Antigens: substances that provoke an immune response in the body. The body produces antibodies to fight antigens, or harmful substances, to try to eliminate them.
Benign tumor: a non-cancerous growth that usually does not spread to nearby tissues or other parts of the body.
Cancer: a general term for more than 100 diseases in which there is an uncontrolled, abnormal growth of cells. Cancer cells can spread to other parts of the body.
Duodenum: the first part of the small intestine, connecting with the lower opening of the stomach and extending to the jejunum.
Enema: injection of fluid into the rectum and colon to cause a bowel movement.
Fistula: an abnormal connection that forms between two internal organs or between two different parts of the intestine. This is a common complication of Crohn’s disease.
Gas: a product of digestion that is made primarily of odorless vapors. The unpleasant odor is due to bacteria in the large intestine. Everyone has gas and eliminates it by burping or passing it through the rectum. Most people produce one to three pints of intestinal gas in 24 hours, and pass gas an average of 14 times a day.
Hormones: chemicals produced by glands in the body. Hormones control the actions of certain cells or organs.
Incontinence (bowel): loss of bowel control.
Jejunum: the second portion of the small intestine extending from the duodenum to the ileum.
Keloid: A thick, irregular scar caused by excessive tissue growth at the site of an incision or wound.
Lymph: clear fluid that travels through the lymphatic system and carries cells that help fight infection and disease.
Malignant: cancerous; can spread to other parts of the body.
Nitrates: substances found in some foods, especially meats, prepared by drying, smoking, salting or pickling. Nitrates are thought to cause cancer.

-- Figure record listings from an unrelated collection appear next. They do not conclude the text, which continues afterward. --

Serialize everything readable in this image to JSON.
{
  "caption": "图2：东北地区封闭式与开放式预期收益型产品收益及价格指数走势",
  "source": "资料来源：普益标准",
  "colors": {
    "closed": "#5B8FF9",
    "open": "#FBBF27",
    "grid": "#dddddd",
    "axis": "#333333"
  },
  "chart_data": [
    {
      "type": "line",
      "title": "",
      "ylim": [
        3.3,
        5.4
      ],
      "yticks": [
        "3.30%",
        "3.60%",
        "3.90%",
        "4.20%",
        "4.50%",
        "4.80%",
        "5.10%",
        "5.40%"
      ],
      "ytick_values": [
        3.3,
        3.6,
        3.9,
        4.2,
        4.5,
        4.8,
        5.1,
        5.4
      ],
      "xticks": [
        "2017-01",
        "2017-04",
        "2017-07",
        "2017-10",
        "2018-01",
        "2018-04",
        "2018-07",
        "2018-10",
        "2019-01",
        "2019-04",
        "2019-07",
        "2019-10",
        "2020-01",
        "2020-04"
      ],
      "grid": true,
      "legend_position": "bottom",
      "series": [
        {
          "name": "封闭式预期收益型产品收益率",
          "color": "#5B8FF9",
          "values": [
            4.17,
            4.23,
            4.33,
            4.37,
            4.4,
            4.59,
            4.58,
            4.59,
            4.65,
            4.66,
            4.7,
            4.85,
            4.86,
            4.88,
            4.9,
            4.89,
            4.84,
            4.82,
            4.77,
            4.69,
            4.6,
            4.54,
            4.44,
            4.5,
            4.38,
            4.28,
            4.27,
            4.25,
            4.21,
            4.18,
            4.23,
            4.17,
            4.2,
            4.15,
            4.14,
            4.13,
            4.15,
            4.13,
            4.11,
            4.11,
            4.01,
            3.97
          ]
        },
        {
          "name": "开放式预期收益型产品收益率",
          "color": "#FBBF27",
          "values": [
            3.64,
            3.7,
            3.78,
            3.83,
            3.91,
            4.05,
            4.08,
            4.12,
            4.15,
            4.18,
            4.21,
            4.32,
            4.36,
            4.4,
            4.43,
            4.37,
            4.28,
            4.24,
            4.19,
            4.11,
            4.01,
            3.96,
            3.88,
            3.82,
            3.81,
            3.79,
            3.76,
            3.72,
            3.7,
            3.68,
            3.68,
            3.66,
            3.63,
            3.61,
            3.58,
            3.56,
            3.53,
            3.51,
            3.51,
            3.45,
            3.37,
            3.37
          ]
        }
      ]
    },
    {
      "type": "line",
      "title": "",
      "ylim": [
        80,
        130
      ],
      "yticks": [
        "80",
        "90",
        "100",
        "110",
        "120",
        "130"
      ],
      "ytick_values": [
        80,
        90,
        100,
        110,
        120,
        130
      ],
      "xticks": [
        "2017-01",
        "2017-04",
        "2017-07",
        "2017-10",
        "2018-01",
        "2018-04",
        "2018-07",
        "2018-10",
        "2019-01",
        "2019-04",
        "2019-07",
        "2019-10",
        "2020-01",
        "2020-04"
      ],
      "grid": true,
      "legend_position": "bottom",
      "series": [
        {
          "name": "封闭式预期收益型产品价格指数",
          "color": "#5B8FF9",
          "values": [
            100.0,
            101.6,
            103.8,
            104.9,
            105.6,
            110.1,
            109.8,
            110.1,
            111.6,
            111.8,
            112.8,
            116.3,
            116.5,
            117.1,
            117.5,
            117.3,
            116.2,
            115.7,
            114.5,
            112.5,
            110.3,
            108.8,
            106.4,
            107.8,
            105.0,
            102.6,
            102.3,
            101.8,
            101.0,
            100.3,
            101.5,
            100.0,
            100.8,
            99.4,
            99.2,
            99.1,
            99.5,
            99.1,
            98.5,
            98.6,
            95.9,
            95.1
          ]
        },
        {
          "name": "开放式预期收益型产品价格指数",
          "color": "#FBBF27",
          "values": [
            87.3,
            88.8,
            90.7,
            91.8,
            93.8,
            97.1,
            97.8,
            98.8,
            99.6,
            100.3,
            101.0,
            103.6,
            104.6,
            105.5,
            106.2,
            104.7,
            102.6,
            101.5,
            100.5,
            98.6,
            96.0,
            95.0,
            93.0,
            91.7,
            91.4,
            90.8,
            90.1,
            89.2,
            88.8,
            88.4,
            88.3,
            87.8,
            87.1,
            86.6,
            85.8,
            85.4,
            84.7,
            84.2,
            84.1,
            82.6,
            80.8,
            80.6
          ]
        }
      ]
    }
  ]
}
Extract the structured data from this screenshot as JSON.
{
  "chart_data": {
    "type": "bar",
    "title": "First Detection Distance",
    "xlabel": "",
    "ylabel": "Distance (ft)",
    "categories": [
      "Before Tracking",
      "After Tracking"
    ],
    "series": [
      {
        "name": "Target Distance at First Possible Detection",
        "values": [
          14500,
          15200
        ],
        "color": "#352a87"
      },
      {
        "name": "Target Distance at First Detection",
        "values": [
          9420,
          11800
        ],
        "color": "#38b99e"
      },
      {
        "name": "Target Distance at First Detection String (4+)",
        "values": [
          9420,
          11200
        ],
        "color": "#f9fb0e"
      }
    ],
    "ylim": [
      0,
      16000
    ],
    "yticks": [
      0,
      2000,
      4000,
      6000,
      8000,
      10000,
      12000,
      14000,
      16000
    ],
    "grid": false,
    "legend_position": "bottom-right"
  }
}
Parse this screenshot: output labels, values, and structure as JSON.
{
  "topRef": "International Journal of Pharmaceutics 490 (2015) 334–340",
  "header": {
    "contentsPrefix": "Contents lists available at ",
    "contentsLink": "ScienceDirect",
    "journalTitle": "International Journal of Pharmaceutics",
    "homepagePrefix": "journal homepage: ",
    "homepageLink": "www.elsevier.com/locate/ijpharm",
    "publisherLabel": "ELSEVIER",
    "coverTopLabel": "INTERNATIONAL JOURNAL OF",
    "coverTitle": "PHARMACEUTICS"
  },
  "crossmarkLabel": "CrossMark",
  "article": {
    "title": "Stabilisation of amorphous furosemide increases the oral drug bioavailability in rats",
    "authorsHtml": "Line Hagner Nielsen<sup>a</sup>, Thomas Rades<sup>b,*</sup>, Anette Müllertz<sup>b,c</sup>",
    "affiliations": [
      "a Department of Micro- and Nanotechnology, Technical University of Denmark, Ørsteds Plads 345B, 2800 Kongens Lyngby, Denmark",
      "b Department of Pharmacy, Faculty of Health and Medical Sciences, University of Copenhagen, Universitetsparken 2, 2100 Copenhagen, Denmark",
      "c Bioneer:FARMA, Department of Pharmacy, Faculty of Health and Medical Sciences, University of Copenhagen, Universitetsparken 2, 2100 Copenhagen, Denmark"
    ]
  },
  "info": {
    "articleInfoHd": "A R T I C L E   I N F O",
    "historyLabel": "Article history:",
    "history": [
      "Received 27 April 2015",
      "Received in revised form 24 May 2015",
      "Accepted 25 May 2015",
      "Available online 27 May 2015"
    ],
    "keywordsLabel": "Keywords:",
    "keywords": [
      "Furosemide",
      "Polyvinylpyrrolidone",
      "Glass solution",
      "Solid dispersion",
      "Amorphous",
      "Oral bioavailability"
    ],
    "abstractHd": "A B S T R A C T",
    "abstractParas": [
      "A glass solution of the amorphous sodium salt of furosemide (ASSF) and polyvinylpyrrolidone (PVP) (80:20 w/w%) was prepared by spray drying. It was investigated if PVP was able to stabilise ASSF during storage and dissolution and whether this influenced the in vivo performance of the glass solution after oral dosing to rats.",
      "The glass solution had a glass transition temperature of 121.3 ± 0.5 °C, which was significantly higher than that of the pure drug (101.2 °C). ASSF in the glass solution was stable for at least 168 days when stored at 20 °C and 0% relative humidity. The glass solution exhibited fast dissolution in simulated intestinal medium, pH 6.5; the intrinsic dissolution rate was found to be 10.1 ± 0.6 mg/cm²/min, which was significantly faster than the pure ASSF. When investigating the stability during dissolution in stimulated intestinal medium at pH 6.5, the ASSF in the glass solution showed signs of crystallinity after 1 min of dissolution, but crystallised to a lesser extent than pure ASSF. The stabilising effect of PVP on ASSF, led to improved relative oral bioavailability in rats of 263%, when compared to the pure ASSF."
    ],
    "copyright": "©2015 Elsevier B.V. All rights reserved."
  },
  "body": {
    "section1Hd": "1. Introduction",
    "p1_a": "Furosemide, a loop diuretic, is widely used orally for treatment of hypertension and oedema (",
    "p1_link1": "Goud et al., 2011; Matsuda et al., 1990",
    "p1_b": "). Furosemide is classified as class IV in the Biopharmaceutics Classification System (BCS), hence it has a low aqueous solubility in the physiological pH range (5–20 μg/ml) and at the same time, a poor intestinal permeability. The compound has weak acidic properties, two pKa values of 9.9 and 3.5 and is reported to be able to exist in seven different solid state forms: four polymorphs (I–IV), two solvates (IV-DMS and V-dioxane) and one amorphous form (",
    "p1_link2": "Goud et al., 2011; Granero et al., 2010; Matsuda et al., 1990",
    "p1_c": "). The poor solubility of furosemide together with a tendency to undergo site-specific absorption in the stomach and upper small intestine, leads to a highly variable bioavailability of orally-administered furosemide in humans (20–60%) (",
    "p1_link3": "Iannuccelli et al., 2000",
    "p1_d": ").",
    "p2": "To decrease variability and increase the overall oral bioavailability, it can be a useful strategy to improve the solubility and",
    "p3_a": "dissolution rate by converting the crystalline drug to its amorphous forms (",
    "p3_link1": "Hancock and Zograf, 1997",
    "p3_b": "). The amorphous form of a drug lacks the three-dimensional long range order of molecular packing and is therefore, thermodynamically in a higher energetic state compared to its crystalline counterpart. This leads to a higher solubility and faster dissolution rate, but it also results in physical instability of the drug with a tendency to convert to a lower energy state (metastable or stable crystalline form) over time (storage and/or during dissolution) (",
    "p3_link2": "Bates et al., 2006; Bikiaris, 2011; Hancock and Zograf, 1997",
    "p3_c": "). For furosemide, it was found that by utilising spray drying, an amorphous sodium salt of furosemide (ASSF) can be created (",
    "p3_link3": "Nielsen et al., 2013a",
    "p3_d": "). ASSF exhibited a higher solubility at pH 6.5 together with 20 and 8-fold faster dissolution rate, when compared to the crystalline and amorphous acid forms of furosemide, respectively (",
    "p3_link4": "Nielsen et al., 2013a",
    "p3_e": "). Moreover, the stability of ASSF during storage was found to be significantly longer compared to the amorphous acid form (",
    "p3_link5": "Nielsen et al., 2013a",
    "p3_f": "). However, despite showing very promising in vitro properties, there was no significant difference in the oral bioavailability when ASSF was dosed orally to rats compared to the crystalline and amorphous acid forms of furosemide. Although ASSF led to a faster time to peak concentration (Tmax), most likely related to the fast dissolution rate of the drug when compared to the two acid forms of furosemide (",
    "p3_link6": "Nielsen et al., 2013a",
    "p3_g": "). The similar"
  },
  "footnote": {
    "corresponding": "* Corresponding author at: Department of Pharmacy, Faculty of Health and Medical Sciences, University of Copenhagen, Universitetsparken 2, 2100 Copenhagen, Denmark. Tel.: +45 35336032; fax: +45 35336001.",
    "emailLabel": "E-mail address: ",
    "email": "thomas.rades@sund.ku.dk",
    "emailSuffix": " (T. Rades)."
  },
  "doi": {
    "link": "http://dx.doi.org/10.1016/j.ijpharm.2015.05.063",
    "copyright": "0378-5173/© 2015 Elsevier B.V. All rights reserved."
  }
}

Oncologist, surgical: a doctor who performs biopsies and other surgical procedures to diagnose and treat cancer.
Polyps (colon): small growths on the inner colon lining. Certain types of polyps, such as adenomas, may develop into cancer. Other types of polyps have no risk of developing into cancer. Colorectal screening is important to detect polyps and early cancer.
Remission: the disappearance of any signs and symptoms of cancer. A remission can be temporary or permanent.
Stage: a scoring system used to describe the extent of the cancer. The stage of colon cancer depends on the penetration of the tumor into and through the walls of colon and whether it has spread from its original site to other parts of the body.
Tumor: a spontaneous new growth of tissue forming an abnormal mass.
Ultrasound: a test used to diagnose a wide range of diseases and conditions in which high-frequency sound waves, inaudible to the human ear, are transmitted through body tissues. The echoes are recorded and translated into video or photographic images that are displayed on a monitor.
Vaccine: A substance or group of substances meant to cause the immune system to respond to a tumor or to microorganisms, such as bacteria or viruses. A vaccine can help the body recognize and destroy cancer cells or microorganisms.
White Blood Cell: A type of blood cell that is made in the bone marrow and found in the blood and lymph tissue.